Следующим номером было обращение директора, в котором он превозносил школу, хвалил преподавательский состав и подпустил лести в адрес мадам старшего инспектора. После этого директор перешел в информационно-рекламный режим:
— Позвольте мне рассказать вам о некоторых из наших многочисленных ученических организаций и клубов, а также о мероприятиях, проводящихся в нашей превосходной школе...
У дальней стены зала я видел тетю Мону — ее губы непрестанно двигались. Папа кивал, покорно внимая словоизвержению сестрицы. Я сделал глубокий дрожащий вздох и принялся крутить в пальцах свою речь, пока она не превратилась в измятый клочок бумаги.
— Мне жаль, что тебе приходится все это терпеть, — проговорил Гуннар, — но только посмотри, какие они все счастливые! У них чувство, будто они совершили подвиг, уже просто придя сюда.
— Но тебя это вовсе не оправдывает! — отрезал я.
Мистер Синклер сел на место, и на трибуну вновь поднялась Нина.
— А сейчас мы счастливы представить вам короткометражный фильм, сделанный нашим дорогим Айрой Гольдфарбом.
— Айрой? — громко повторил я и нашел его во втором ряду. Он оттопырил большие пальцы. Надо же, я и не подозревал о его участии в деле.
Зал потемнел, и на больших телеэкранах по краям сцены пошел 10-минутный фильм: интервью с учениками и преподавателями, втайне подсмотренные моменты, когда Гуннар не подозревал, что его снимают, и мучительно подробная анимация, описывающая пульмонарную моноксическую системию. Похоже, бОльшую часть моей речи можно смело выбрасывать. Все это кино шло под песни типа «Wind Beneath my Wings» («Ветер под моими крыльями») и «We Are the Champions» («Мы — чемпионы»). Но вот пошла заключительная секвенция в режиме ускоренной съемки. Половина публики рыдала. Режиссерское мастерство Айры восхитило и раздосадовало меня больше, чем когда-либо ранее. Гуннар по-прежнему идиотски улыбался, но я видел — им постепенно овладевает неловкость. Слишком много внимания, даже для него.
Когда видео кончилось, свет включился и Нина опять взошла на трибуну.

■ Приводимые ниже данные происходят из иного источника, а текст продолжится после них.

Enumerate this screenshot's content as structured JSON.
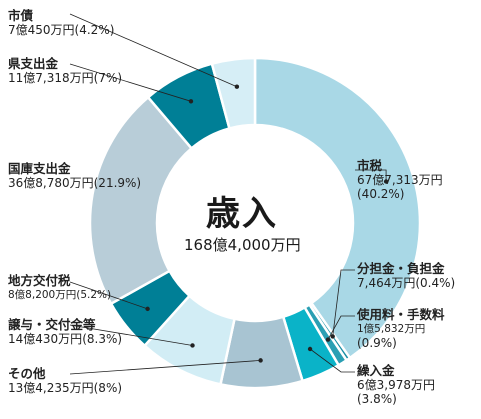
{
  "chart_data": {
    "type": "pie",
    "title": "歳入",
    "total": "168億4,000万円",
    "series": [
      {
        "name": "市税",
        "amount": "67億7,313万円",
        "percent_text": "(40.2%)",
        "value": 40.2,
        "color": "#a9d8e6"
      },
      {
        "name": "分担金・負担金",
        "amount": "7,464万円",
        "percent_text": "(0.4%)",
        "value": 0.4,
        "color": "#1a8fa6"
      },
      {
        "name": "使用料・手数料",
        "amount": "1億5,832万円",
        "percent_text": "(0.9%)",
        "value": 0.9,
        "color": "#2a9fb3"
      },
      {
        "name": "繰入金",
        "amount": "6億3,978万円",
        "percent_text": "(3.8%)",
        "value": 3.8,
        "color": "#0ab3c8"
      },
      {
        "name": "その他",
        "amount": "13億4,235万円",
        "percent_text": "(8%)",
        "value": 8.0,
        "color": "#a8c4d2"
      },
      {
        "name": "譲与・交付金等",
        "amount": "14億430万円",
        "percent_text": "(8.3%)",
        "value": 8.3,
        "color": "#d2edf5"
      },
      {
        "name": "地方交付税",
        "amount": "8億8,200万円",
        "percent_text": "(5.2%)",
        "value": 5.2,
        "color": "#007f96"
      },
      {
        "name": "国庫支出金",
        "amount": "36億8,780万円",
        "percent_text": "(21.9%)",
        "value": 21.9,
        "color": "#b8cdd8"
      },
      {
        "name": "県支出金",
        "amount": "11億7,318万円",
        "percent_text": "(7%)",
        "value": 7.0,
        "color": "#007f96"
      },
      {
        "name": "市債",
        "amount": "7億450万円",
        "percent_text": "(4.2%)",
        "value": 4.2,
        "color": "#d6eef6"
      }
    ]
  }
}
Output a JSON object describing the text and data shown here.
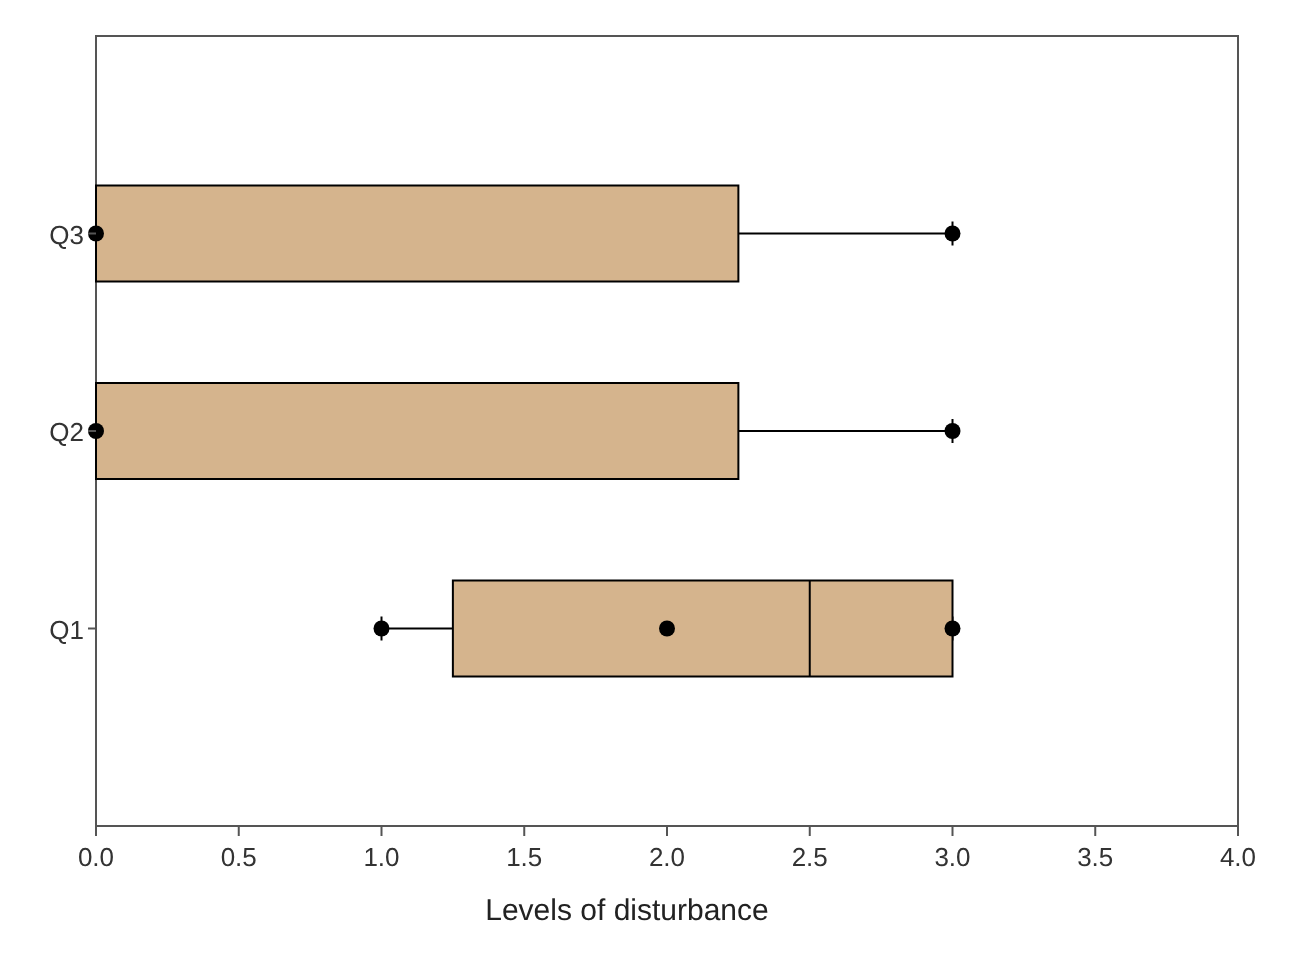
{
  "chart_data": {
    "type": "box",
    "orientation": "horizontal",
    "xlabel": "Levels of disturbance",
    "categories": [
      "Q3",
      "Q2",
      "Q1"
    ],
    "color": "#d5b48d",
    "xlim": [
      0,
      4
    ],
    "xticks": [
      {
        "value": 0,
        "label": "0.0"
      },
      {
        "value": 0.5,
        "label": "0.5"
      },
      {
        "value": 1,
        "label": "1.0"
      },
      {
        "value": 1.5,
        "label": "1.5"
      },
      {
        "value": 2,
        "label": "2.0"
      },
      {
        "value": 2.5,
        "label": "2.5"
      },
      {
        "value": 3,
        "label": "3.0"
      },
      {
        "value": 3.5,
        "label": "3.5"
      },
      {
        "value": 4,
        "label": "4.0"
      }
    ],
    "boxes": [
      {
        "low": 0,
        "q1": 0,
        "median": 0,
        "q3": 2.25,
        "high": 3,
        "outliers": [
          0,
          3
        ]
      },
      {
        "low": 0,
        "q1": 0,
        "median": 0,
        "q3": 2.25,
        "high": 3,
        "outliers": [
          0,
          3
        ]
      },
      {
        "low": 1,
        "q1": 1.25,
        "median": 2.5,
        "q3": 3,
        "high": 3,
        "mean": 2,
        "outliers": [
          1,
          3
        ]
      }
    ]
  }
}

— Ну разве не замечательно? — воскликнула она. Такие вопросы не требуют ответа, правда, какой-то недоумок выкрикнул, что он, мол, штаны намочил. — Прежде чем продолжить, — сказала Нина, — давайте взглянем на термометр. — Она вытащила микрофон из подставки и направилась к термометру, который был длиннее ее самой. — Как вы все можете видеть, наша цель — пятьдесят лет. Сейчас у нас только сорок семь лет и пять месяцев, но сегодня вечером мы доберем недостающее!

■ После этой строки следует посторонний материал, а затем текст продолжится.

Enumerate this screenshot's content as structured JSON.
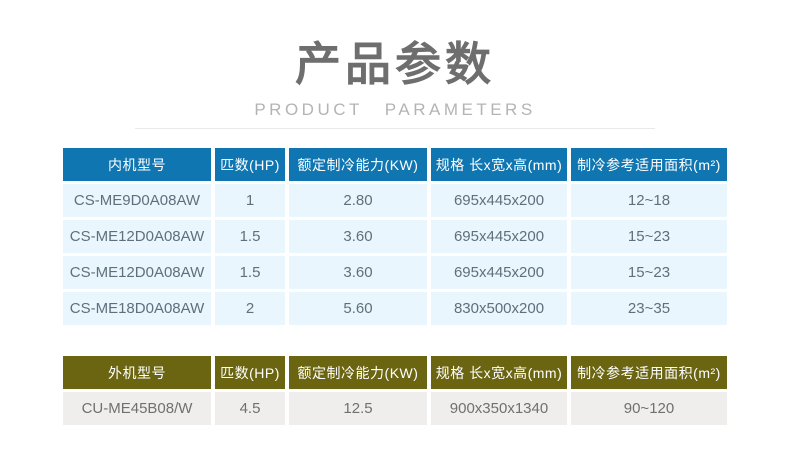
{
  "page": {
    "title": "产品参数",
    "subtitle": "PRODUCT PARAMETERS"
  },
  "colors": {
    "indoor_header_bg": "#0f76b2",
    "indoor_row_bg": "#e9f6fd",
    "indoor_text": "#5f707c",
    "outdoor_header_bg": "#6b6512",
    "outdoor_row_bg": "#efeeec",
    "outdoor_text": "#70706c",
    "header_text": "#ffffff"
  },
  "indoor_table": {
    "header_bg": "#0f76b2",
    "row_bg": "#e9f6fd",
    "text_color": "#5f707c",
    "columns": [
      "内机型号",
      "匹数(HP)",
      "额定制冷能力(KW)",
      "规格 长x宽x高(mm)",
      "制冷参考适用面积(m²)"
    ],
    "rows": [
      [
        "CS-ME9D0A08AW",
        "1",
        "2.80",
        "695x445x200",
        "12~18"
      ],
      [
        "CS-ME12D0A08AW",
        "1.5",
        "3.60",
        "695x445x200",
        "15~23"
      ],
      [
        "CS-ME12D0A08AW",
        "1.5",
        "3.60",
        "695x445x200",
        "15~23"
      ],
      [
        "CS-ME18D0A08AW",
        "2",
        "5.60",
        "830x500x200",
        "23~35"
      ]
    ]
  },
  "outdoor_table": {
    "header_bg": "#6b6512",
    "row_bg": "#efeeec",
    "text_color": "#70706c",
    "columns": [
      "外机型号",
      "匹数(HP)",
      "额定制冷能力(KW)",
      "规格 长x宽x高(mm)",
      "制冷参考适用面积(m²)"
    ],
    "rows": [
      [
        "CU-ME45B08/W",
        "4.5",
        "12.5",
        "900x350x1340",
        "90~120"
      ]
    ]
  }
}
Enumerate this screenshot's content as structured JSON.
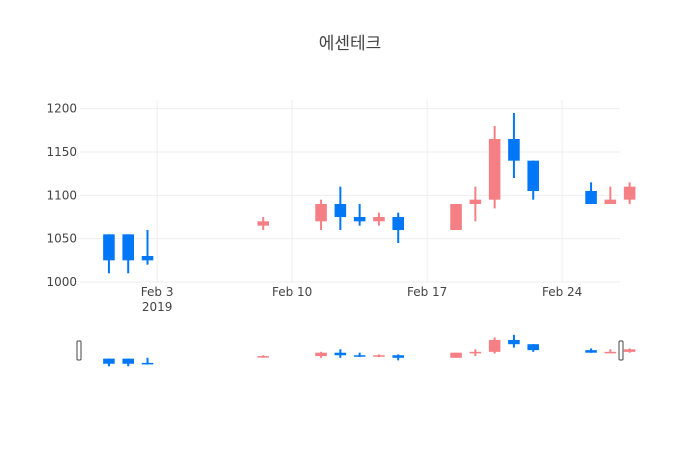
{
  "chart_data": {
    "type": "candlestick",
    "title": "에센테크",
    "xlabel": "",
    "ylabel": "",
    "ylim": [
      1000,
      1210
    ],
    "grid": true,
    "legend": "none",
    "colors": {
      "increasing": "#F47F84",
      "decreasing": "#0077F7"
    },
    "x_ticks": [
      {
        "date": "2019-02-03",
        "label": "Feb 3",
        "sublabel": "2019"
      },
      {
        "date": "2019-02-10",
        "label": "Feb 10",
        "sublabel": ""
      },
      {
        "date": "2019-02-17",
        "label": "Feb 17",
        "sublabel": ""
      },
      {
        "date": "2019-02-24",
        "label": "Feb 24",
        "sublabel": ""
      }
    ],
    "y_ticks": [
      1000,
      1050,
      1100,
      1150,
      1200
    ],
    "x_range": [
      "2019-01-30",
      "2019-02-27"
    ],
    "candles": [
      {
        "date": "2019-01-31",
        "open": 1055,
        "high": 1055,
        "low": 1010,
        "close": 1025
      },
      {
        "date": "2019-02-01",
        "open": 1055,
        "high": 1055,
        "low": 1010,
        "close": 1025
      },
      {
        "date": "2019-02-02",
        "open": 1030,
        "high": 1060,
        "low": 1020,
        "close": 1025
      },
      {
        "date": "2019-02-08",
        "open": 1065,
        "high": 1075,
        "low": 1060,
        "close": 1070
      },
      {
        "date": "2019-02-11",
        "open": 1070,
        "high": 1095,
        "low": 1060,
        "close": 1090
      },
      {
        "date": "2019-02-12",
        "open": 1090,
        "high": 1110,
        "low": 1060,
        "close": 1075
      },
      {
        "date": "2019-02-13",
        "open": 1075,
        "high": 1090,
        "low": 1065,
        "close": 1070
      },
      {
        "date": "2019-02-14",
        "open": 1070,
        "high": 1080,
        "low": 1065,
        "close": 1075
      },
      {
        "date": "2019-02-15",
        "open": 1075,
        "high": 1080,
        "low": 1045,
        "close": 1060
      },
      {
        "date": "2019-02-18",
        "open": 1060,
        "high": 1090,
        "low": 1060,
        "close": 1090
      },
      {
        "date": "2019-02-19",
        "open": 1090,
        "high": 1110,
        "low": 1070,
        "close": 1095
      },
      {
        "date": "2019-02-20",
        "open": 1095,
        "high": 1180,
        "low": 1085,
        "close": 1165
      },
      {
        "date": "2019-02-21",
        "open": 1165,
        "high": 1195,
        "low": 1120,
        "close": 1140
      },
      {
        "date": "2019-02-22",
        "open": 1140,
        "high": 1140,
        "low": 1095,
        "close": 1105
      },
      {
        "date": "2019-02-25",
        "open": 1105,
        "high": 1115,
        "low": 1090,
        "close": 1090
      },
      {
        "date": "2019-02-26",
        "open": 1090,
        "high": 1110,
        "low": 1090,
        "close": 1095
      },
      {
        "date": "2019-02-27",
        "open": 1095,
        "high": 1115,
        "low": 1090,
        "close": 1110
      }
    ]
  }
}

Публика зааплодировала с фальшивым энтузиазмом.
— Есть в этом зале желающие помочь в достижении нашей цели?
Она подождала. Потом подождала еще немного. И еще.
Мы с Гуннаром переглянулись. Обоим становилось тревожно. Нина, эта перфекционистка, не желала удовлетвориться сорока семью с чем-то годами. Столбик термометра должен был достичь верхнего края, и баста. Специально для этой цели Нина держала наготове красный маркер, и никто — ни одна живая душа! — не уйдет отсюда, пока для Гуннара не наберется полвека.
— Кто-нибудь? — взывала Нина. — Есть желающие выказать Гуннару толику участия?
Директор Синклер перехватил микрофон:
— Ну же, ребята! Я знаю, наши учащиеся — люди воистину щедрые!
Однако ребята не торопились: ну что за радость слишком быстро догонять до конца термометр, когда можно вовсю повеселиться, наблюдая за клоунами на сцене!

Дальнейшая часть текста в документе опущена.